話は開業時に遡る。利明さんがハッピードーナツをオープンする際、ある製粉会社と密にやりとりをしていた。今でこそ、業務用のミックス粉にはさまざまな種類があるが、1970年代はまだドーナツ用のミックス粉が広がりを見せ始めた頃だった。
利明さんは、その会社のドーナツ用のミックス粉の開発に力を貸した。一方、営業担当者もお店の相談によく乗ってくれた。
なかには、長く関わるなかで親戚のような付き合いになった担当者さんもいた。利明さんと大人になった康弘さんの「バチバチ」の関係を取り持ったのも昔の担当者さんだった。

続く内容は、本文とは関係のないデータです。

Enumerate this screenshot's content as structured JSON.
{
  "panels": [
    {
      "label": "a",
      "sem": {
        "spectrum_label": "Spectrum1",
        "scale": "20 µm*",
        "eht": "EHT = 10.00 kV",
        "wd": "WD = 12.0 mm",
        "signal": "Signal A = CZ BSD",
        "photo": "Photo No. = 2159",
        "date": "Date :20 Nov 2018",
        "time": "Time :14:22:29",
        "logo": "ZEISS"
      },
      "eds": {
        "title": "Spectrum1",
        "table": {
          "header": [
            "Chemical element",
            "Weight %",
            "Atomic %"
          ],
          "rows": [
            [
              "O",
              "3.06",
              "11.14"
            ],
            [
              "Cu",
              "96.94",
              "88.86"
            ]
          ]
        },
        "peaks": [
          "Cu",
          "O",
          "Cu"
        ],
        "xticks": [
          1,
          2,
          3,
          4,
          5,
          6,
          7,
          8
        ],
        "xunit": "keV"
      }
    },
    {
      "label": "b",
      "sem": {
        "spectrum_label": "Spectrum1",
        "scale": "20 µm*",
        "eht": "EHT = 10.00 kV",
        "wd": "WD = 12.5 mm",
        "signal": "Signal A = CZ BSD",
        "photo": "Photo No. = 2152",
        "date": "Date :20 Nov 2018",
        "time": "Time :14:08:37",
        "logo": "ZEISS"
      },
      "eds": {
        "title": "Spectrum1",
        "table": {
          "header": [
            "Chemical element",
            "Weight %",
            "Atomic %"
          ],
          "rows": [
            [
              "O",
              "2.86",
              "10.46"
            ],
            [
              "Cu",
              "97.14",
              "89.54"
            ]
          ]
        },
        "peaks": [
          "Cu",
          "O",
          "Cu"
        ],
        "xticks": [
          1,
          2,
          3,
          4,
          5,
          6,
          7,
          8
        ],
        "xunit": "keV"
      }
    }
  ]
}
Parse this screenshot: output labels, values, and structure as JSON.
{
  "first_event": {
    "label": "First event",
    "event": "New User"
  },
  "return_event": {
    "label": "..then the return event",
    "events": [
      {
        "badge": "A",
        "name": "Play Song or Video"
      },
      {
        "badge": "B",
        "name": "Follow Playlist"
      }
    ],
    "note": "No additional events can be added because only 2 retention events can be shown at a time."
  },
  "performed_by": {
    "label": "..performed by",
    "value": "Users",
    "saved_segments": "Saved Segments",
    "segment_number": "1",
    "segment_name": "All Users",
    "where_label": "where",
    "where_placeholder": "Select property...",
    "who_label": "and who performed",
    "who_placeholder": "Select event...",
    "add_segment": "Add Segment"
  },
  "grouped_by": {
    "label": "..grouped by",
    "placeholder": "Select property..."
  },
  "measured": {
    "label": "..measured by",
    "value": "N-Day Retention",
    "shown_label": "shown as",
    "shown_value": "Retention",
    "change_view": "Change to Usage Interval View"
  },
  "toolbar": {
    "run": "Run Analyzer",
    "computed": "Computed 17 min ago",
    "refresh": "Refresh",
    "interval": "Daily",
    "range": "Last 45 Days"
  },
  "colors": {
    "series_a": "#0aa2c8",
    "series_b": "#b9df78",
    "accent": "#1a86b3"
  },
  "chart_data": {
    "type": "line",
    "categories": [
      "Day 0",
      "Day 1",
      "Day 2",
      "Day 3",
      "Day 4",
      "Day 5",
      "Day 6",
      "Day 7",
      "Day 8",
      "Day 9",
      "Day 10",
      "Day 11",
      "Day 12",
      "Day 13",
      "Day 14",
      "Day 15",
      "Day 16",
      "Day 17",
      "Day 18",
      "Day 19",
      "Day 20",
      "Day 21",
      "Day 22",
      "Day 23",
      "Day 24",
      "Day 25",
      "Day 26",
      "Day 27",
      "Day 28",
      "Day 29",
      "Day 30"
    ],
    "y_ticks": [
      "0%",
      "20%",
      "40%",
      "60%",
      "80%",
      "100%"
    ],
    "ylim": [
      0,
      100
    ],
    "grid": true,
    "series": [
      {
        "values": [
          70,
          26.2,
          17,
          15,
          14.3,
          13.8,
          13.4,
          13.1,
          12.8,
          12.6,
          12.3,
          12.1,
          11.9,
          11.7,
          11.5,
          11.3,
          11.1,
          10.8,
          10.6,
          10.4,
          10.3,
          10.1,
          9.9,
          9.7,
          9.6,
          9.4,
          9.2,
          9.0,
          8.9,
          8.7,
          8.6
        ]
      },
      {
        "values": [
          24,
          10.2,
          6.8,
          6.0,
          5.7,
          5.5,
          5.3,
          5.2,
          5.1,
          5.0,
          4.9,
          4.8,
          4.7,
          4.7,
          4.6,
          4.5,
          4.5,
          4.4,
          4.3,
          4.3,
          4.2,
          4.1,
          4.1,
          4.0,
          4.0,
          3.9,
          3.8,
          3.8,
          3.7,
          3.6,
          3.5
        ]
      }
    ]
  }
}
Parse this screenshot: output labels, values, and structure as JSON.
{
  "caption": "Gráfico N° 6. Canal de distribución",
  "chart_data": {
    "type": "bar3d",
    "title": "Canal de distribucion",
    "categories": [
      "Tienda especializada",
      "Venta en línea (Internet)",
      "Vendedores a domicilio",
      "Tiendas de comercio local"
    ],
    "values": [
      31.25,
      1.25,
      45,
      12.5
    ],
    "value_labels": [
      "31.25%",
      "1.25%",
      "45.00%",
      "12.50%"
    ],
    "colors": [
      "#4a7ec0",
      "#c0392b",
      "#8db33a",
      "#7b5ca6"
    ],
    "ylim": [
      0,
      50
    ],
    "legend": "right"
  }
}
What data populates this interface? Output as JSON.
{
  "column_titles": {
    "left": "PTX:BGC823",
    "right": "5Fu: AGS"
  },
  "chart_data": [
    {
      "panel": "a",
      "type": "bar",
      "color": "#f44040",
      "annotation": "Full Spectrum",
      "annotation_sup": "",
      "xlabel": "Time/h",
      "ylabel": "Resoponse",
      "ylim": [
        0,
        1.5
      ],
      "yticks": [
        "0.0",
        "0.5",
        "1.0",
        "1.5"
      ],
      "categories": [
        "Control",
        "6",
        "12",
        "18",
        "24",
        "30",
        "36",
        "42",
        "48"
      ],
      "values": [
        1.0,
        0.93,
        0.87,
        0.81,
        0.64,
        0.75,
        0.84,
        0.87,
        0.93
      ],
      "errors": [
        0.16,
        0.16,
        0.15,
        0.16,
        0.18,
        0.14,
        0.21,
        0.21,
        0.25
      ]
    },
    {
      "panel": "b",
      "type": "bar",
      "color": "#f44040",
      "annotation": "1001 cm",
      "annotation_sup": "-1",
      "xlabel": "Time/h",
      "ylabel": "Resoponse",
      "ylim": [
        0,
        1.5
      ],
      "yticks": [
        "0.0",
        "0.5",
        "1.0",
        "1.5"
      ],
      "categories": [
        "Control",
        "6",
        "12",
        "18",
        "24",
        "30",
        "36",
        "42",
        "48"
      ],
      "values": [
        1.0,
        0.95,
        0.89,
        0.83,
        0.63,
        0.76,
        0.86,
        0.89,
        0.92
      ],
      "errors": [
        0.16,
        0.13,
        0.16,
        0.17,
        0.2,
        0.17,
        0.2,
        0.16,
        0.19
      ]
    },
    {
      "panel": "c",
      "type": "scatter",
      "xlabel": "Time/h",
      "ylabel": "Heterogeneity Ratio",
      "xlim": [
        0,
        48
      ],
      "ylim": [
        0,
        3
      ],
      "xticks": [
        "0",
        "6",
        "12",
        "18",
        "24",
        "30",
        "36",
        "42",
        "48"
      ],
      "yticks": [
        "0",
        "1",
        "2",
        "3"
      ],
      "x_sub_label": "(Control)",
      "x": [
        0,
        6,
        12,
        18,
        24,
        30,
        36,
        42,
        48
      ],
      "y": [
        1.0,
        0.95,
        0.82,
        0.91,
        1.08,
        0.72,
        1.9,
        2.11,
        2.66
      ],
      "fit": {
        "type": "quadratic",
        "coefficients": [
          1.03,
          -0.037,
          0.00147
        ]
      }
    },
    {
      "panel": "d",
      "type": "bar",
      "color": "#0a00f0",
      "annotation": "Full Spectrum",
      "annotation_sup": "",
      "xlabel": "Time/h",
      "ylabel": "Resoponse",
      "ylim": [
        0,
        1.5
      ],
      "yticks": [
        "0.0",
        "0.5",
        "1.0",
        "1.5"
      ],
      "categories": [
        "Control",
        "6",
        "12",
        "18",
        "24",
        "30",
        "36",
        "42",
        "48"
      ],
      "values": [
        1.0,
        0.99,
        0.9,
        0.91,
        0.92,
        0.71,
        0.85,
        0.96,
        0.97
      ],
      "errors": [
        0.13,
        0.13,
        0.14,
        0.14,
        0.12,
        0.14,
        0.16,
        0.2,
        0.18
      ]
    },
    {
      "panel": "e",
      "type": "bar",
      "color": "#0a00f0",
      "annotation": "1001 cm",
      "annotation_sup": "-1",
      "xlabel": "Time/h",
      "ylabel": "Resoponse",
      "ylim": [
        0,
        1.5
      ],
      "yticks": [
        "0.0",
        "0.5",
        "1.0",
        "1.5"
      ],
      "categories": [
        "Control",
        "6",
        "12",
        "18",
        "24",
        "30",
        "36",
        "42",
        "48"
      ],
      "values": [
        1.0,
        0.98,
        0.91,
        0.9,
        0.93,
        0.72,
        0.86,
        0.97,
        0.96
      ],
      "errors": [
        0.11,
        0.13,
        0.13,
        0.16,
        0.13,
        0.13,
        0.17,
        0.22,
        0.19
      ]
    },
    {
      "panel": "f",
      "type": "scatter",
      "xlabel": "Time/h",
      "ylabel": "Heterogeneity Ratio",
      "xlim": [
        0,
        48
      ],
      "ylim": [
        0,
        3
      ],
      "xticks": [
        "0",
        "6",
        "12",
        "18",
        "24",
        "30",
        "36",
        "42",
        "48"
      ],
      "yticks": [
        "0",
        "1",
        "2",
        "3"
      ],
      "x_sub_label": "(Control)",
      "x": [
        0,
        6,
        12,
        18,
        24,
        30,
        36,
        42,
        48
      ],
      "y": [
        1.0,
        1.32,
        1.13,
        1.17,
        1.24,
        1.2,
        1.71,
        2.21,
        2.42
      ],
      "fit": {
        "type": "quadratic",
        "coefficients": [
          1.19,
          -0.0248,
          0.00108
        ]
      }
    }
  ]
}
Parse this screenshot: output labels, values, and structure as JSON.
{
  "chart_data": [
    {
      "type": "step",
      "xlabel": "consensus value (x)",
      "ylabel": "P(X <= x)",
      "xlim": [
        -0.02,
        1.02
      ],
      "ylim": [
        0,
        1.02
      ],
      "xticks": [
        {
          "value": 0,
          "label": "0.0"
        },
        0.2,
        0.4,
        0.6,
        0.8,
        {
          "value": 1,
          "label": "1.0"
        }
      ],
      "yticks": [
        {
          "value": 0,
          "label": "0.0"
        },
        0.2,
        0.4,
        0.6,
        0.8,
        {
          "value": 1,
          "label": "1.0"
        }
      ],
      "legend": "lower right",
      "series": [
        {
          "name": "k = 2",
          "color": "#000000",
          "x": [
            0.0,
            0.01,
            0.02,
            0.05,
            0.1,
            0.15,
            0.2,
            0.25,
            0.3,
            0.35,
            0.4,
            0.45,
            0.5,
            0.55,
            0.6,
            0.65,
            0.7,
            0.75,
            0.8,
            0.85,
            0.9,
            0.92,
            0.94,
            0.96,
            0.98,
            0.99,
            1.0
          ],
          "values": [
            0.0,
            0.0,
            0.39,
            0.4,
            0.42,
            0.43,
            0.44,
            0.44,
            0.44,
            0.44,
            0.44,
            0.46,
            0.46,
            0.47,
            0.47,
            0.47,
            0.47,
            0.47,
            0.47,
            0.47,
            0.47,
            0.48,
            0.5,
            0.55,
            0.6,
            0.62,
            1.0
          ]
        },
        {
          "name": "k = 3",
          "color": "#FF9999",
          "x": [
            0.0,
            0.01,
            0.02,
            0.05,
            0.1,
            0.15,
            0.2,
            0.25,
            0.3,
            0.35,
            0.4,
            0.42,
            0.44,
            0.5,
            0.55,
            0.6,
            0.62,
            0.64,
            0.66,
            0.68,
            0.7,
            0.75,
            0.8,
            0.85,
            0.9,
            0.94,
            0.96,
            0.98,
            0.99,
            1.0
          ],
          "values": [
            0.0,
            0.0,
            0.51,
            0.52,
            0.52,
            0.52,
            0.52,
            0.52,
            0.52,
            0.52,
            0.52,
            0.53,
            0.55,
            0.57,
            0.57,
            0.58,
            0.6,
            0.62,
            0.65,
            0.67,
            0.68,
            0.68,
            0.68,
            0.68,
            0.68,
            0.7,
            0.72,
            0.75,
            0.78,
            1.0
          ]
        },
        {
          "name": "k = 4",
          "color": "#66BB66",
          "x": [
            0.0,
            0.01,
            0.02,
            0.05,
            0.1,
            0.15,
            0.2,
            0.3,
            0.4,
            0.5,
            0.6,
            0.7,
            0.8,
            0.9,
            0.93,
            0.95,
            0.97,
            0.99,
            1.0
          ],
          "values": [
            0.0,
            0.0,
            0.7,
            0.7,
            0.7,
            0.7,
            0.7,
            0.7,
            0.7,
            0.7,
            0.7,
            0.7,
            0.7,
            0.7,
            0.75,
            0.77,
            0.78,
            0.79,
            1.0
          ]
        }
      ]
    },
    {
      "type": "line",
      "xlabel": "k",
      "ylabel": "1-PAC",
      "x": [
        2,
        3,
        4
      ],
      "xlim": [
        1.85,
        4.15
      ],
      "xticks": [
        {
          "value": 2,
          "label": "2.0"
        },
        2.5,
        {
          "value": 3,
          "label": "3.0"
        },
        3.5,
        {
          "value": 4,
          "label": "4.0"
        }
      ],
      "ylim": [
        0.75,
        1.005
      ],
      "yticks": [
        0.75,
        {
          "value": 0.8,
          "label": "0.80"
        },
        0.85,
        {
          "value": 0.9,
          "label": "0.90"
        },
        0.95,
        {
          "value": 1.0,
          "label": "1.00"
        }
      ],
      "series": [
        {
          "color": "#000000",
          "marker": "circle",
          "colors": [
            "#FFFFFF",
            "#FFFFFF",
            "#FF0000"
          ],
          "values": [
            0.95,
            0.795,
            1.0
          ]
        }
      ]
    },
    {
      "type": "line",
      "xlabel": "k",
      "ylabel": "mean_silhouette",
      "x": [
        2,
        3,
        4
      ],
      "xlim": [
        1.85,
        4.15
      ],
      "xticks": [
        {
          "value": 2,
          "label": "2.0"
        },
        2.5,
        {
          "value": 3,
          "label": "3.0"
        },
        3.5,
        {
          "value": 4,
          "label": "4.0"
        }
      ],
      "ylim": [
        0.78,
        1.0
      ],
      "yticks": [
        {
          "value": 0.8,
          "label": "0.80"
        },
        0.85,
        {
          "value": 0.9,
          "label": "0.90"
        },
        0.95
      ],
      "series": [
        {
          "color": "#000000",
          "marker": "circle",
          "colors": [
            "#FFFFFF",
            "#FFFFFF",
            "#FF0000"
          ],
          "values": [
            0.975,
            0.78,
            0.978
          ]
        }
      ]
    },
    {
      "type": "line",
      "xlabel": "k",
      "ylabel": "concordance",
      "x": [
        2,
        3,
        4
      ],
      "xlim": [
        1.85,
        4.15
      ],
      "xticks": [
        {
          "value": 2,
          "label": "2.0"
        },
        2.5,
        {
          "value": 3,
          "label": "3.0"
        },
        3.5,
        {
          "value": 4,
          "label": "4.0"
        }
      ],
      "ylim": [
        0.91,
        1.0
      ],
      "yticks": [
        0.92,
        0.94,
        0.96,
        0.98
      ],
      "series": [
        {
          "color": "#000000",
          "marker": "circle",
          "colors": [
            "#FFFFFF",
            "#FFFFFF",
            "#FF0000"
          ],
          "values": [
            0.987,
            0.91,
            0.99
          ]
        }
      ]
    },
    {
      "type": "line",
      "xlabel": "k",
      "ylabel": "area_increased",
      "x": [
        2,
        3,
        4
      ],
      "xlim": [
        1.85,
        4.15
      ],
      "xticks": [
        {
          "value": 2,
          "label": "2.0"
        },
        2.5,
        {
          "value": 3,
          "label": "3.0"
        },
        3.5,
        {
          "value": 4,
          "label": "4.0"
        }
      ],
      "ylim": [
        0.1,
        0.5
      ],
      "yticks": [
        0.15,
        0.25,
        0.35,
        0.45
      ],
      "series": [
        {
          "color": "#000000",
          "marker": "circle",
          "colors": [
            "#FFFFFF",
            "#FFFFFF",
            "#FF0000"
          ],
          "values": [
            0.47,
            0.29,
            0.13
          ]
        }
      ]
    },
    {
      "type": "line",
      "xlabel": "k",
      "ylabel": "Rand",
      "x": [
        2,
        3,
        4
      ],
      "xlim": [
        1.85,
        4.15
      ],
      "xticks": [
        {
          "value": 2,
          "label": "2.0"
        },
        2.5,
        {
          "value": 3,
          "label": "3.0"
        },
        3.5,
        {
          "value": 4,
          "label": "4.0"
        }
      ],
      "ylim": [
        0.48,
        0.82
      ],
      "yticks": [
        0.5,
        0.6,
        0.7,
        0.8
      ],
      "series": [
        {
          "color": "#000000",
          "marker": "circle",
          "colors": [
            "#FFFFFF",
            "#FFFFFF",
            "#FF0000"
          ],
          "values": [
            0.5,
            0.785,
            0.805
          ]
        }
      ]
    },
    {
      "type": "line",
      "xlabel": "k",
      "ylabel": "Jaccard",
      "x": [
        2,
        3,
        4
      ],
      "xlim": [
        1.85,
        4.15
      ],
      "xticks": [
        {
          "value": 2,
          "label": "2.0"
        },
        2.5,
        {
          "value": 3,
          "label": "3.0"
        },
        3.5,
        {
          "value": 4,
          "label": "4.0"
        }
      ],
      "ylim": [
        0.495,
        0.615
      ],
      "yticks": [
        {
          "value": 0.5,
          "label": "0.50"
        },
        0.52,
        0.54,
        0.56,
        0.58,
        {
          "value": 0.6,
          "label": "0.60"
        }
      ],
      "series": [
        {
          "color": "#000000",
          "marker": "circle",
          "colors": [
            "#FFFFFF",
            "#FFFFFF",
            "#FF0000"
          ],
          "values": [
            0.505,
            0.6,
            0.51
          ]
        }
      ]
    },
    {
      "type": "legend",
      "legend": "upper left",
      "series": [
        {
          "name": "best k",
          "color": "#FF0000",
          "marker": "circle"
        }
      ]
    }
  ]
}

「たまに、昔の担当者さんから『ご飯でもどうだ?』って電話がかかってくるんですよ。これは間違いなく父の差し金だと思いましたけど、都内のいいお店にご飯に連れて行ってもらえるので、当時ひとり暮らしをしていた身にはありがたいなと思っていました」
利明さんからの電話は無視していた康弘さんも、まるで親戚のおじさんのようなその人には逆らえなかった。
それでも利明さんとの関係は改善しないまま、康弘さんは2018年に千葉市に自身のパン屋をオープンする。「職人として、父を抜かしたい」という思いを持って。